Pour l’année 2017, ces objectifs ont été fixés en mai 2017 et se résument ainsi :
Atteindre le budget Groupe en EBITDA et le niveau de trésorerie (40% de l’enveloppe),
Redresser la branche « [43] », mettre en place les axes stratégiques identifiés et engager concrètement les diversifications dans de nouveaux secteurs avec des bookings engrangés (30% de l’enveloppe),
Finaliser les restructurations du pôle 3 dans le timing annoncé au plan et les budgets, terminer la collaboration avec « [B] », rester attentif aux potentielles options stratégiques sur [50] et sur [48] (15% de l’enveloppe),
Accompagner le développement de [55] pour atteindre le plan annoncé, mise en place d’une gouvernance renouvelée du sous-groupe [55] et de [56] suite à l’élargissement du pôle 2 et à la promotion de [36] (15% de l’enveloppe).
Pour la bonne compréhension, il y a lieu de préciser que le groupe [33] a été réorganisé en 2017 avec le passage de deux à trois pôles qui correspondent aux métiers exercés au sein du groupe dont l’activité est orientée :
pour le pôle [43], sur le service pour les projets des EPCs, négoce d’équipement destinés à l’industrie,
pour le pôle [55], sur le « manufacturing premium »,
pour le pôle Service industriel, sur les services à destination des distributeurs.

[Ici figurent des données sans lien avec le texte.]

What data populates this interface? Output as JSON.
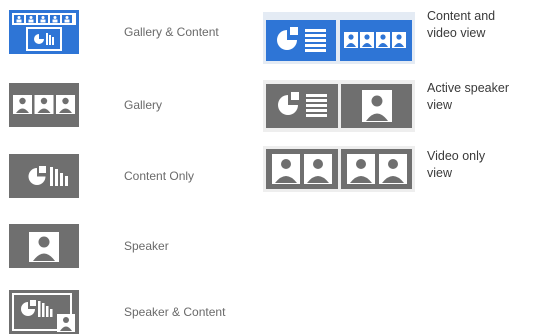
{
  "left_layouts": [
    {
      "label": "Gallery & Content",
      "icon": "gallery-content-icon",
      "selected": true
    },
    {
      "label": "Gallery",
      "icon": "gallery-icon",
      "selected": false
    },
    {
      "label": "Content Only",
      "icon": "content-only-icon",
      "selected": false
    },
    {
      "label": "Speaker",
      "icon": "speaker-icon",
      "selected": false
    },
    {
      "label": "Speaker & Content",
      "icon": "speaker-content-icon",
      "selected": false
    }
  ],
  "right_views": [
    {
      "label": "Content and\nvideo view",
      "icon": "content-video-view-icon",
      "selected": true
    },
    {
      "label": "Active speaker\nview",
      "icon": "active-speaker-view-icon",
      "selected": false
    },
    {
      "label": "Video only\nview",
      "icon": "video-only-view-icon",
      "selected": false
    }
  ],
  "colors": {
    "selected": "#2e75d6",
    "unselected": "#6f6f6f",
    "tile_light": "#e4ebf4",
    "tile_gray": "#eeeeee",
    "label_left": "#6a6a6a",
    "label_right": "#3a3a3a"
  }
}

S’agissant de l’allégation de défaut de pertinence et du caractère inatteignable de ces objectifs, il n’appartient pas à la cour de s’immiscer dans la gestion de la société, de sorte que ces moyens sont inopérants, sauf à rappeler, comme cela a déjà été constaté, que M. [P] avait pris connaissance de la pratique du « branding » avant son arrivée dans le groupe et il lui appartenait d’en anticiper les potentielles conséquences dans son business plan présenté au conseil de surveillance du 3 février 2017 qui de surcroît faisait déjà explicitement état de « l’affaire » [18] : « En ce qui concerne le pôle 2 « BU [55] » : [W] [P] indique que [55] avance bien ; en dépit du sujet lié à [38] et [18] évoqué précédemment ».

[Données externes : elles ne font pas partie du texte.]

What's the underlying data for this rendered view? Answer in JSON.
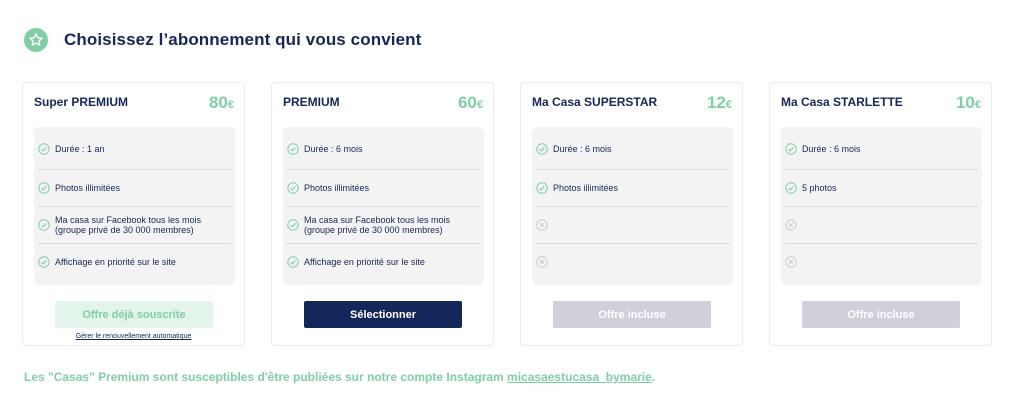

S’agissant de l’atteinte de ces objectifs, si M. [P] demande à ce que la réalisation des objectifs soient appréciées au 30 juin 2017, avant que les résultats du second semestre ne chutent, il ressort des termes de son contrat que l’octroi de sa rémunération variable est subordonné à l’accomplissement d’objectifs annuels, de sorte que les résultats du second semestre ne peuvent être écartés de l’appréciation à porter sur leur réalisation.
M. [P] entend également contester les modalités de calcul des résultats du groupe et les retraitements opérés par [33], selon lui pour le pénaliser, mais sa contestation des chiffres allégués par la société [33] ne repose sur aucune pièce à jour au 31 décembre 2017 de sorte que sa contestation ne peut que demeurer vaine.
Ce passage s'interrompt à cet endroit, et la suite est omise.